Sunday, 27 January 2019

The Tragedy of King Richard the Second

by William Shakespeare

seen at the Almeida Theatre on 23 January 2019

Joe Hill-Gibbins directs Simon Russell Beale as King Richard with Leo Bill as Bolingbroke, Natalie Klamar as Carlisle, John Mackay as York, Robin Weaver as Northumberland, and Martins Imhangbe, Joseph Mydell and Saskia Reeves taking all the other parts.

The production uses a stripped down text, at less than two hours without an interval, in an oppressive box of felt walls and a perspex ceiling allowing for varying lighting effects, the design by ULTZ. All the actors are on the stage throughout, there being no obvious exit, and the only props are a golden crown modelled on the sort of crown found in a Christmas cracker; and two buckets each of helpfully labelled 'water', 'blood', and 'soil'. The costumes are anonymously modern tee-shirts and trousers.

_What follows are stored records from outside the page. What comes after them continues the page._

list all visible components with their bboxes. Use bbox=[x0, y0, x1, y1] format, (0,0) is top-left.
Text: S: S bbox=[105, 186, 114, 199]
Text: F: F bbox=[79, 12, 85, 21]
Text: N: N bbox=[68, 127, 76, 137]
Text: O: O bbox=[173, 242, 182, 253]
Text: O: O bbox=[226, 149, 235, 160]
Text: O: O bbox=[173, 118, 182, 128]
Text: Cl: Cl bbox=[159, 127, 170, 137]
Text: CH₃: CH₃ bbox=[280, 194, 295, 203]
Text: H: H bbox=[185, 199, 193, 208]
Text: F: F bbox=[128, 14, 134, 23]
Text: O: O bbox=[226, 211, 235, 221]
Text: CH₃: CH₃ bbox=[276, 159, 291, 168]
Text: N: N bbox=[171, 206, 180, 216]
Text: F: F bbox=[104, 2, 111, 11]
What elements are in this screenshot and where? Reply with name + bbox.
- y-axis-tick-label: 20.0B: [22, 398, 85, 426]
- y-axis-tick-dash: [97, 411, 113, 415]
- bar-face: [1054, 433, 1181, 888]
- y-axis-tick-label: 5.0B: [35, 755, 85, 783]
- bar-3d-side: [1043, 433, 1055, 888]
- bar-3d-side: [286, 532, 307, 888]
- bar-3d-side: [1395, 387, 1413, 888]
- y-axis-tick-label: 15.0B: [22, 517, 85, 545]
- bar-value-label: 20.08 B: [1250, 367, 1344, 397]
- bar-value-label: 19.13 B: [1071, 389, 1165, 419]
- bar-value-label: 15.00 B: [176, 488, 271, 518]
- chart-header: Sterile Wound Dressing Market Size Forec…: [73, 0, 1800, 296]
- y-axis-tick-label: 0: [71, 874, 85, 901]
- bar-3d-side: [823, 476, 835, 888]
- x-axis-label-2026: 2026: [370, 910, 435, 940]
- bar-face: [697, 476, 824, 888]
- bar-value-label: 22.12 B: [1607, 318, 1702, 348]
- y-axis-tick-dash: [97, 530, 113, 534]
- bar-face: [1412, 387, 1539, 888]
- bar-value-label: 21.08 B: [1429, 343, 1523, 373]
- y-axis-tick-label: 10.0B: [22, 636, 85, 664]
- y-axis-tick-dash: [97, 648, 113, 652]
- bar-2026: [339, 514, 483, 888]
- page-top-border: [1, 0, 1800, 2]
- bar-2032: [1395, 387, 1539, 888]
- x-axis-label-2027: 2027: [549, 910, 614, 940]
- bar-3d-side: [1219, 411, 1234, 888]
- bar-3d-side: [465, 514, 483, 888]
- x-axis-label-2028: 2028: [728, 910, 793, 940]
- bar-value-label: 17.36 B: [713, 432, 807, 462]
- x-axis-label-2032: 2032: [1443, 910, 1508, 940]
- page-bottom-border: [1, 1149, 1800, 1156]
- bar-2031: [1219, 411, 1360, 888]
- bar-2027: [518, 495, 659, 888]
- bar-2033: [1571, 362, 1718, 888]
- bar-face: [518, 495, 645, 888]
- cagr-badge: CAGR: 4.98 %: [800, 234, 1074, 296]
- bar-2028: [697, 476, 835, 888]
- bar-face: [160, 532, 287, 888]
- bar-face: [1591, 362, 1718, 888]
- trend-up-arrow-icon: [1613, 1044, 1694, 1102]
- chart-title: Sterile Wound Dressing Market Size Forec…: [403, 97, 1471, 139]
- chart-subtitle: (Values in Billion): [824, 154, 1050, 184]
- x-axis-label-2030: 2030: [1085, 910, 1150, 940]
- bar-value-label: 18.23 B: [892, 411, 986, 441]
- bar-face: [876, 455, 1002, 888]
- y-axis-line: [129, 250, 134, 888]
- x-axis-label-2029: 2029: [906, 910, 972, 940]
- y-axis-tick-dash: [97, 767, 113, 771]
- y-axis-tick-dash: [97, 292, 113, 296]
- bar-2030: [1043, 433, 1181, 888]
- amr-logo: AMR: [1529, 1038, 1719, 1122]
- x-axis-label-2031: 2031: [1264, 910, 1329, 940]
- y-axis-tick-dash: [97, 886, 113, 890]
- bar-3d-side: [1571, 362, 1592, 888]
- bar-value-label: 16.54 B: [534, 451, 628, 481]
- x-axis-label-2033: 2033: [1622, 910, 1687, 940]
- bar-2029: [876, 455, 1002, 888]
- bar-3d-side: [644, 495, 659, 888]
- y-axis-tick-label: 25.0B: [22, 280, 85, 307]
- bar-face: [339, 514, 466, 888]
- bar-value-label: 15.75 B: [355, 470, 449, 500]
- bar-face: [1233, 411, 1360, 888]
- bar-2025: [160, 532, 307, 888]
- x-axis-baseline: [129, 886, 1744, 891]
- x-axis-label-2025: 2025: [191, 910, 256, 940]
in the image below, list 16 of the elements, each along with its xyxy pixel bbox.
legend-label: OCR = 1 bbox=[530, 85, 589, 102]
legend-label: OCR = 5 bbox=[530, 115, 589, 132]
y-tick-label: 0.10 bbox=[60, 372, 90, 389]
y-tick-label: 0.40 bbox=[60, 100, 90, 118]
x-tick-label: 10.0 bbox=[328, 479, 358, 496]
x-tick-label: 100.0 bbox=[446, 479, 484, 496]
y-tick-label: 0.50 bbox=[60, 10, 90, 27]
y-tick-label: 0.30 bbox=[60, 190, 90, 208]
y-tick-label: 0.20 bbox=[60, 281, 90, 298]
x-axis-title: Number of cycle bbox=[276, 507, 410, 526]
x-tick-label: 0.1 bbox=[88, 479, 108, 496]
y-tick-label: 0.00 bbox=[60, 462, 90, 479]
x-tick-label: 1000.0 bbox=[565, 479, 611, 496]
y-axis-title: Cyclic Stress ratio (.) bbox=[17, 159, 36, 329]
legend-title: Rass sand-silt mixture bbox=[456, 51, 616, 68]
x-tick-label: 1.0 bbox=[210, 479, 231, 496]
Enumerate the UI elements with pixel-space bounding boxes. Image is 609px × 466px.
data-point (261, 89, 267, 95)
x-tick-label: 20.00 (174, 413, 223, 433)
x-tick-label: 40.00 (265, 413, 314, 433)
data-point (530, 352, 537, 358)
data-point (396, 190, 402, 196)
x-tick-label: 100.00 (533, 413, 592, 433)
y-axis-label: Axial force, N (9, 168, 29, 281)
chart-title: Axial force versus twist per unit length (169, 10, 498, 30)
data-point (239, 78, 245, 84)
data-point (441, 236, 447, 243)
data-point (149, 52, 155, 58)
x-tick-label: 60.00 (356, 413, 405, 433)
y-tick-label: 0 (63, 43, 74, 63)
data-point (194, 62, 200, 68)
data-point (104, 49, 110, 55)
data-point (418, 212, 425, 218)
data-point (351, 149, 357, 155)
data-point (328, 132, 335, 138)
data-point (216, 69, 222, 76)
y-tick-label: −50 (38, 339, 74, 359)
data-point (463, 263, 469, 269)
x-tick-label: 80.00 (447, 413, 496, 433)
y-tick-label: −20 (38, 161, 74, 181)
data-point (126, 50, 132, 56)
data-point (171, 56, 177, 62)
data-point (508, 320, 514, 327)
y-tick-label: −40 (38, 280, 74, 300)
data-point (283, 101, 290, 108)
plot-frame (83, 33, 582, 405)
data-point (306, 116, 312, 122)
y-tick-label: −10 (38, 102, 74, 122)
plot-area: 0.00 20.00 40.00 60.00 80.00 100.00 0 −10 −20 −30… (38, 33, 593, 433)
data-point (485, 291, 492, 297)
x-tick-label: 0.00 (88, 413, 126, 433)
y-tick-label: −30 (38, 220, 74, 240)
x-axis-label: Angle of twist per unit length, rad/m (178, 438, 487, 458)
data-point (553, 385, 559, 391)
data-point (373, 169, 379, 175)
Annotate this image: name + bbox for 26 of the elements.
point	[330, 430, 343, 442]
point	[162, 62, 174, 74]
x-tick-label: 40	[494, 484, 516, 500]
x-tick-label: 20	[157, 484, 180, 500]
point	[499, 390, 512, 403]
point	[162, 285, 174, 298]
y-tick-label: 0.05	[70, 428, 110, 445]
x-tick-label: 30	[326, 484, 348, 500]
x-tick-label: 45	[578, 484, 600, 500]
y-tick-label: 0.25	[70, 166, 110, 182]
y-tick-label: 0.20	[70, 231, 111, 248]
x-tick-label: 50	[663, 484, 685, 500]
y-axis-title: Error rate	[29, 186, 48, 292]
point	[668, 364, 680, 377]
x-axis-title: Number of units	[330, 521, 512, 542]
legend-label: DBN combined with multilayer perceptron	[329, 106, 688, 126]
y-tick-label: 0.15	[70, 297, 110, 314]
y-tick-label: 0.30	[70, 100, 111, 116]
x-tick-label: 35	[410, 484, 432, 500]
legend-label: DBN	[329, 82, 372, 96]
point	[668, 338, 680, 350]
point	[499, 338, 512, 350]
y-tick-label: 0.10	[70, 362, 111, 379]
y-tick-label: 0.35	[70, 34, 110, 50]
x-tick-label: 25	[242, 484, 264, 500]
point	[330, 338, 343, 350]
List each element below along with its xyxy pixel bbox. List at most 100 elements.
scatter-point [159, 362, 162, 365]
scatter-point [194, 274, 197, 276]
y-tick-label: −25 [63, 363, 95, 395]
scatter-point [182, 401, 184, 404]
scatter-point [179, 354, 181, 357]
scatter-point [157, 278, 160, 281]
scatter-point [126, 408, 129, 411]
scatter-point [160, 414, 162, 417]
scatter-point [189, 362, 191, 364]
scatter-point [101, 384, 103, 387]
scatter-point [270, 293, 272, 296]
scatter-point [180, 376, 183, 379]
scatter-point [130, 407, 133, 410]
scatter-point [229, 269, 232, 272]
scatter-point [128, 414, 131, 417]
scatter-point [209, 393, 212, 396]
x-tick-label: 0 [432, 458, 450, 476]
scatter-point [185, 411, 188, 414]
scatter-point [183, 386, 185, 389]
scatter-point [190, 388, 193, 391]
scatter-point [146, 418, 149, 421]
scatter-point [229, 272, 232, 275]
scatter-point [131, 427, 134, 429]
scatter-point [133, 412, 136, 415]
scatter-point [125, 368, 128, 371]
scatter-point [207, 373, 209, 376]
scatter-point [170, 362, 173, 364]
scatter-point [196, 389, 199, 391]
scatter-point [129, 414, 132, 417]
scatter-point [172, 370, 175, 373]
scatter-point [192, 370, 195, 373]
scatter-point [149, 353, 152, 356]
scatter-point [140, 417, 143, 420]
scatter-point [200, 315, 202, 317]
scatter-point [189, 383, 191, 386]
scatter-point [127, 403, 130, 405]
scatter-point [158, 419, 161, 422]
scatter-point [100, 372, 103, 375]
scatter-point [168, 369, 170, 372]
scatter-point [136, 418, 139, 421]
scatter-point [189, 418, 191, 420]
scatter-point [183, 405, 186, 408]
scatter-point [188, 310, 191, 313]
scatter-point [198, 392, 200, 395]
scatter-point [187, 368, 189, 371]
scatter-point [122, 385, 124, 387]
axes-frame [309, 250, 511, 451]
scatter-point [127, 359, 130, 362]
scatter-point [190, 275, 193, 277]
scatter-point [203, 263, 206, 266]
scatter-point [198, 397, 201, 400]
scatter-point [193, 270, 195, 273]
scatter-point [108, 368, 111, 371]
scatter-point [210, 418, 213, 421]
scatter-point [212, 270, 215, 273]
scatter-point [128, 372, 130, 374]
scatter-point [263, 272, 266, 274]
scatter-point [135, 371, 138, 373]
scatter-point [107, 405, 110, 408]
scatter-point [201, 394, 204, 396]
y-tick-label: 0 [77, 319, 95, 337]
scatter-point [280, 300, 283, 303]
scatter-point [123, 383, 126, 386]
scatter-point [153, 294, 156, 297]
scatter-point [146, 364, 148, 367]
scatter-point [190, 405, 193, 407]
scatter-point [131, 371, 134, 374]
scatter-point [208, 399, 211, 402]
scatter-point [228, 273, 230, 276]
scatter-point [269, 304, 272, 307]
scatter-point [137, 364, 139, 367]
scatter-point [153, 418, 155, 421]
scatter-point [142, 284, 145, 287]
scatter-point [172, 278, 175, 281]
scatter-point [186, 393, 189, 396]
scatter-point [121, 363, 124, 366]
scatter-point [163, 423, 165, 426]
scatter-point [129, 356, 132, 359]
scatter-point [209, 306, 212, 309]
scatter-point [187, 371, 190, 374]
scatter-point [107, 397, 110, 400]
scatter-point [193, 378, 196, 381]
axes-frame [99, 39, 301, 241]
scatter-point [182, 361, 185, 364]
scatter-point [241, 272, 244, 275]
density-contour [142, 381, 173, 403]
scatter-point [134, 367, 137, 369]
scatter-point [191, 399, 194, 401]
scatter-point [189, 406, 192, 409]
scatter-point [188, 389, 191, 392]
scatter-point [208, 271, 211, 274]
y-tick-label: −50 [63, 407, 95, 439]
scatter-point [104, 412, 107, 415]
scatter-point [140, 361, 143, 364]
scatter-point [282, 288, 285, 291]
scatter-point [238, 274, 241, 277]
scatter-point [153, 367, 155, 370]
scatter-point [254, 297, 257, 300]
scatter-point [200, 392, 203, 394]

This is an ambitious way of looking at a play usually taken as an opportunity to highlight some late medieval splendour, in keeping with King Richard's own grandiose self-image. The formal richness of the language - much of it rhymed - encourages a visual counterpart and of course the ritual nature of Richard's court, emphasised in the opening dispute between Bolingbroke and Mowbray and the joust which Richard so fatefully interrupts, is in irresistible contrast to the more prosaic power politics of Bolingbroke's court when he becomes King Henry IV, and also with Richard's ignominious end.

All this, together with Richard's youth - he was in his twenties and early thirties during the events covered by the play, and Simon Russell Beale is in his fifties - is foregone in this far more bleak vision of Richard's demise, and Bolingbroke's usual down-to-earth ruthlessness is interestingly exchanged for an almost helpless bewilderment as the untried new king faces the thankless task of attempting to control the feuding nobles who backed his bid for power. In the space provided, passions look like tantrums and the assertion of authority looks like almost panicked parental reproof, a fascinating interpretation of the incipient political disturbances that followed Richard's deposition.

Simon Russell Beale gives a nuanced and beautifully spoken interpretation of the doomed king; the play opens with a fragment of his anguished soliloquy in Pontefract Castle, quietly, musingly spoken, before returning to the real beginning of the play; thereafter the action is fast and the verse speaking intense and forceful, well managed by all the cast. Joseph Mydell delivers the famous John of Gaunt speech in praise of English exceptionlism with real dignity, even while not expiring on a sickbed as he would be in a more conventional production. 

At times the compression of the play, and the fact that minor parts are doubled up, leads to some confusion as to who is who; in particular the York/Aumerle sublplot gets shorter shrift than it deserves, and some of the weightier denunciations lose their force when divorced from their late fourteenth century context. However, there is in compensation an insight into the factionalism of the times as  the six actors apart from Richard and Bolingbroke often move together in a disquieting unison, even as they are faced with shifting allegiances which require them to protect or betray one another.  

For anyone familiar with the play, who is not turned off by the directorial intervention, it is a really intriguing and provocative production; but I am not sure how easy it would be for a newcomer to the play, who might well also be unfamiliar with the background, to appreciate the force of the unfolding tragedy. Rather than a medieval pageant we are witnessing an intelligent and thought-provoking meditation on political power and its numerous, often fatal, pitfalls. I'm glad to have seen it, though also glad that the medieval pageant approach is still worth watching when well managed.